Sezai Karakoç Islâm’a bağlılığı, mü’min duyarlılığı, gelenek yorumu ve şiirinin ruhu itibarıyla İkinci Yeni şiir anlayışının öteki şairlerinden ayrılır. Bu ayrılış, şiirinin yapısına, biçimine, sesine ve imge dünyasına da yansır. Meselâ, onun şiirinde, beşerî sevgiyle İlâhî sevgi iç içedir ve bunları keskin çizgilerle birbirinden ayırmak o kadar kolay değildir. Bu yüzden Monna Rosa ile Leylâ ile Mecnun’daki şiirleri, birbirine açılan ve birbirini yüklenen şiirlerdir.
Bu yazının konusu onun, "Sürgün Ülkeden Başkentler Başkentine" başlıklı dört bölümlük bir şiiridir. Bu şiir, İslâm Peygamberinin insanlığa miras olarak bıraktığı Islâm’ın ve onun evrensel uygarlığının, çağımızdan sürgün edilişine yakılan bir ağıt gibidir. Şiirinin sesi, imge yapısı, ona çağdaş bir naat niteliği de kazandırır.

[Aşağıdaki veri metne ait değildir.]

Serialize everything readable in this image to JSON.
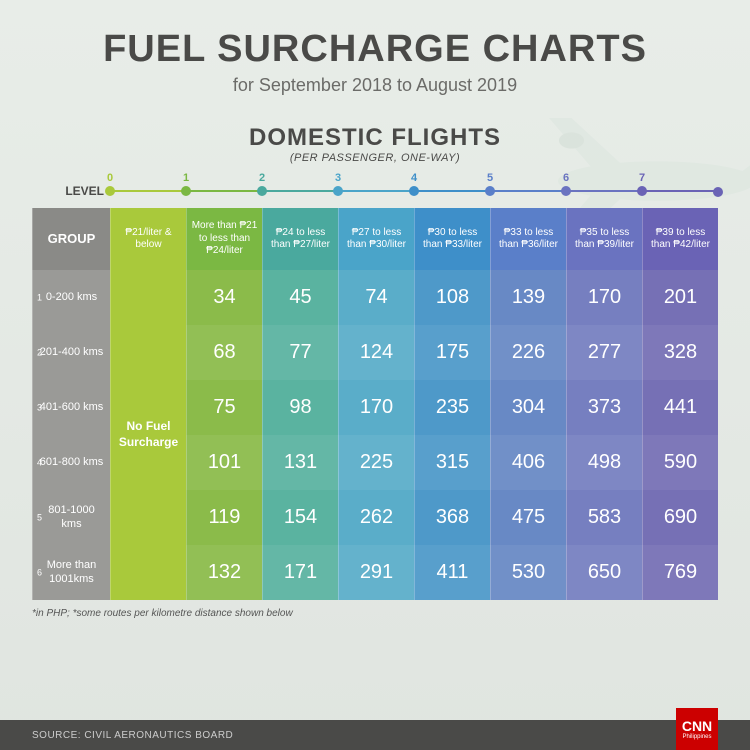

Şiir, klâsik şiirimizin en önemli mazmunlarından biri ve Hazreti Peygamberin remzi olan "gül"le başlar:
Gelin gülle başlayalım şiire atalara uyarak Baharı kollayarak girelim kelimeler ülkesine Dünya bir istiridye Dönüşelim bir inci tanesine Dünya bir ağaç
Bir özlem duvarı Bülbül sesine Şair
Gündüzü bir gül gibi Akşamı bülbül gibi Sarıp sarmalayan öfkesine.

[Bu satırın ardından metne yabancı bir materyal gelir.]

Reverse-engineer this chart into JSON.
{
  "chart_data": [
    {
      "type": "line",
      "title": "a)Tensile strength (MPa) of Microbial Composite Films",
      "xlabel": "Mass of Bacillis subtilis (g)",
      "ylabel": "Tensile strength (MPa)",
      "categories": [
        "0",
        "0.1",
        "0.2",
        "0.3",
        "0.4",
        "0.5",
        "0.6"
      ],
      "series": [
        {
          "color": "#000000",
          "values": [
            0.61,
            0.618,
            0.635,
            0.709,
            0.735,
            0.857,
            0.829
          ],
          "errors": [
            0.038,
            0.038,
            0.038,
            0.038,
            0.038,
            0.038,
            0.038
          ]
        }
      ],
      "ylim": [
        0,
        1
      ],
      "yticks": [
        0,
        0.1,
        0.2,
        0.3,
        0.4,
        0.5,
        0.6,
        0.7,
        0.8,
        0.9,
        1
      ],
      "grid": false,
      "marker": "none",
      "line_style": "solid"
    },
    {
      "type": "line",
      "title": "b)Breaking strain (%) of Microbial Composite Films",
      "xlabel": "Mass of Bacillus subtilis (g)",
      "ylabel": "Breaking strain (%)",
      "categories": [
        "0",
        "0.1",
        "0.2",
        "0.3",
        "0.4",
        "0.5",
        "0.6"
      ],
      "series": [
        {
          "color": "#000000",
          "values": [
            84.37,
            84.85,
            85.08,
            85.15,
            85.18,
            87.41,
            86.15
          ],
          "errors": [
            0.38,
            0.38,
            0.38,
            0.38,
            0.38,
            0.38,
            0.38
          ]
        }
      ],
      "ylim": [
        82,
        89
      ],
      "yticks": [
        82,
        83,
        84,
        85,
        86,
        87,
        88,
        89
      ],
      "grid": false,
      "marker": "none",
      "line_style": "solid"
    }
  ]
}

Şairin öfkesi çağın bütün "türedi uygarlıkla- rı"nadır. Eski günlerin, Islâm uygarlığının özlemi içindedir. Islâm uygarlığına sevgiliye yakarır gibi yaklaşır. Diğer uygarlıklarla Islâm uygarlığını kıyaslar ve onları görmezden gelir:
Senin yanında
Bütün bu türedi uygarlıklar umurumda mı Sen bir uygarlık oldun bir ömür boyu Geceme gündüzüme Gözlerin
Lâle devrinden bir pencere Ellerin
Bakî’den, Nefî’den, Şeyh Galip’ten Kucağıma dökülen Altın leylâk,
Şaire göre Islâm uygarlığının hamuru sevgiyle yoğrulmuştur. Bunu anne, çocuk ve gül imgeleriyle ortaya koyar:
Ey bitmeyen kalbimin Samanyolu destanı Sen bir anne gibi tuttun ufukları Ve çocuklar gülle anne arasında Seninle güller arasında Tuhaf bir ışık bulup eridiler Çocuklar dağ hücrelerinde erdiler Aramızdaki sırra.

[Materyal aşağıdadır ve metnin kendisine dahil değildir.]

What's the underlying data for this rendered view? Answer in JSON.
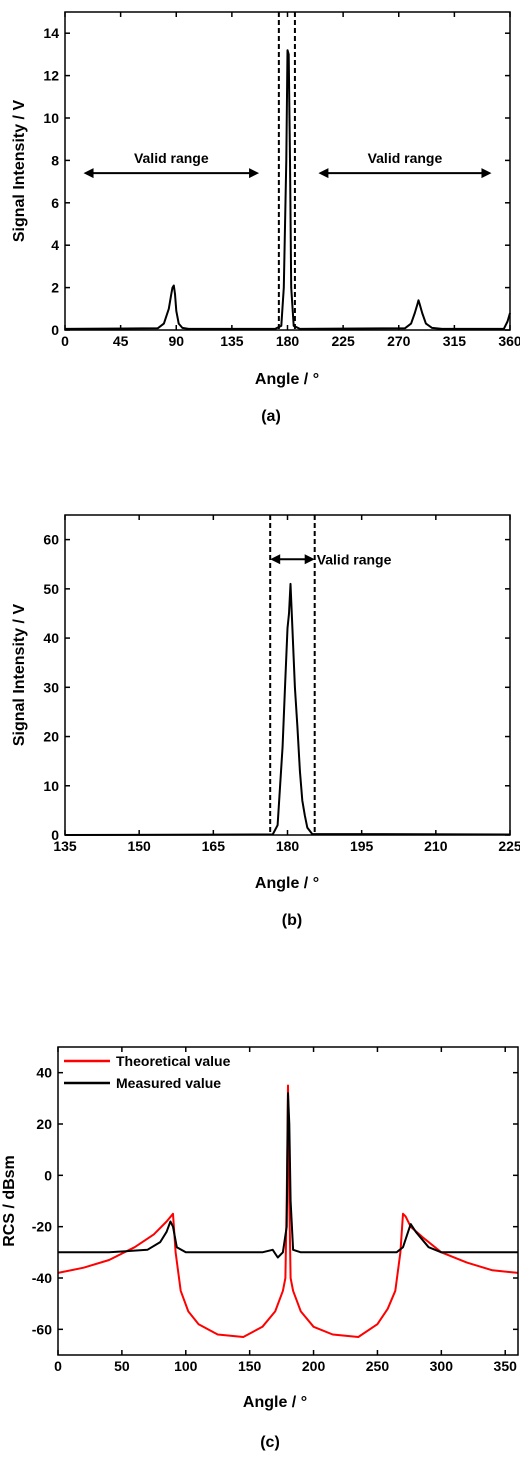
{
  "chart_data": [
    {
      "panel": "a",
      "type": "line",
      "caption": "(a)",
      "xlabel": "Angle / °",
      "ylabel": "Signal Intensity / V",
      "xlim": [
        0,
        360
      ],
      "ylim": [
        0,
        15
      ],
      "xticks": [
        0,
        45,
        90,
        135,
        180,
        225,
        270,
        315,
        360
      ],
      "yticks": [
        0,
        2,
        4,
        6,
        8,
        10,
        12,
        14
      ],
      "series": [
        {
          "color": "#000000",
          "x": [
            0,
            75,
            80,
            84,
            86,
            87,
            88,
            89,
            90,
            92,
            95,
            100,
            170,
            175,
            177,
            179,
            180,
            181,
            182,
            183,
            185,
            190,
            275,
            280,
            283,
            285,
            286,
            287,
            289,
            292,
            297,
            305,
            355,
            358,
            360
          ],
          "y": [
            0.05,
            0.08,
            0.3,
            1.0,
            1.7,
            2.0,
            2.1,
            1.7,
            0.9,
            0.3,
            0.1,
            0.05,
            0.05,
            0.2,
            2.0,
            8.0,
            13.2,
            13.0,
            8.0,
            2.0,
            0.2,
            0.05,
            0.08,
            0.3,
            0.8,
            1.2,
            1.4,
            1.2,
            0.8,
            0.3,
            0.1,
            0.05,
            0.05,
            0.4,
            0.8
          ]
        }
      ],
      "vlines": [
        173,
        186
      ],
      "annotations": [
        {
          "text": "Valid range",
          "x_range": [
            15,
            157
          ],
          "y": 7.4
        },
        {
          "text": "Valid range",
          "x_range": [
            205,
            345
          ],
          "y": 7.4
        }
      ]
    },
    {
      "panel": "b",
      "type": "line",
      "caption": "(b)",
      "xlabel": "Angle / °",
      "ylabel": "Signal Intensity / V",
      "xlim": [
        135,
        225
      ],
      "ylim": [
        0,
        65
      ],
      "xticks": [
        135,
        150,
        165,
        180,
        195,
        210,
        225
      ],
      "yticks": [
        0,
        10,
        20,
        30,
        40,
        50,
        60
      ],
      "series": [
        {
          "color": "#000000",
          "x": [
            135,
            177,
            178,
            179,
            179.5,
            180,
            180.3,
            180.6,
            181,
            181.5,
            182,
            182.5,
            183,
            183.5,
            184,
            185,
            225
          ],
          "y": [
            0,
            0.1,
            2.0,
            18.0,
            30.0,
            42.0,
            45.0,
            51.0,
            42.0,
            30.0,
            22.0,
            13.0,
            7.0,
            4.0,
            1.5,
            0.2,
            0.1
          ]
        }
      ],
      "vlines": [
        176.5,
        185.5
      ],
      "annotations": [
        {
          "text": "Valid range",
          "x_range": [
            176.5,
            185.5
          ],
          "y": 56
        }
      ]
    },
    {
      "panel": "c",
      "type": "line",
      "caption": "(c)",
      "xlabel": "Angle / °",
      "ylabel": "RCS / dBsm",
      "xlim": [
        0,
        360
      ],
      "ylim": [
        -70,
        50
      ],
      "xticks": [
        0,
        50,
        100,
        150,
        200,
        250,
        300,
        350
      ],
      "yticks": [
        -60,
        -40,
        -20,
        0,
        20,
        40
      ],
      "legend": "top-left",
      "series": [
        {
          "name": "Theoretical value",
          "color": "#ff0000",
          "x": [
            0,
            20,
            40,
            60,
            75,
            85,
            90,
            92,
            96,
            102,
            110,
            125,
            145,
            160,
            170,
            176,
            178,
            179,
            180,
            181,
            182,
            184,
            190,
            200,
            215,
            235,
            250,
            258,
            264,
            268,
            270,
            272,
            276,
            285,
            300,
            320,
            340,
            360
          ],
          "y": [
            -38,
            -36,
            -33,
            -28,
            -23,
            -18,
            -15,
            -30,
            -45,
            -53,
            -58,
            -62,
            -63,
            -59,
            -53,
            -45,
            -40,
            -10,
            35,
            -10,
            -40,
            -45,
            -53,
            -59,
            -62,
            -63,
            -58,
            -52,
            -45,
            -30,
            -15,
            -16,
            -20,
            -24,
            -30,
            -34,
            -37,
            -38
          ]
        },
        {
          "name": "Measured value",
          "color": "#000000",
          "x": [
            0,
            40,
            70,
            80,
            85,
            88,
            90,
            93,
            100,
            160,
            168,
            172,
            176,
            179,
            180,
            181,
            182,
            184,
            190,
            265,
            270,
            274,
            276,
            280,
            290,
            300,
            360
          ],
          "y": [
            -30,
            -30,
            -29,
            -26,
            -22,
            -18,
            -20,
            -28,
            -30,
            -30,
            -29,
            -32,
            -30,
            -20,
            32,
            20,
            -10,
            -29,
            -30,
            -30,
            -28,
            -22,
            -19,
            -22,
            -28,
            -30,
            -30
          ]
        }
      ]
    }
  ]
}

Sezai Karakoç’ta sevgi, beşerî olandan İlâhî olana adım adım, basamak basamak yükselir. Onun sevgiye yaklaşımı hiçbir zaman tek boyutlu değildir. Bir yerden başlar ve sonunda İlâhî olana ulaşır. Bu şiirde de İslâm uygarlığı sevgisi, merhale merhale ele alınır ve peygamber sevgisinden geçerek mutlak sevgiliye (Allah) ulaşır. Burada peygamber, merhametine sığınılan bir sevgilidir ve âlemlere rahmet olarak gönderilmiştir:
Senin kalbinden sürgün oldum ilkin Bütün sürgünlüklerim bir bakıma bu sürgünün bir süreği (...)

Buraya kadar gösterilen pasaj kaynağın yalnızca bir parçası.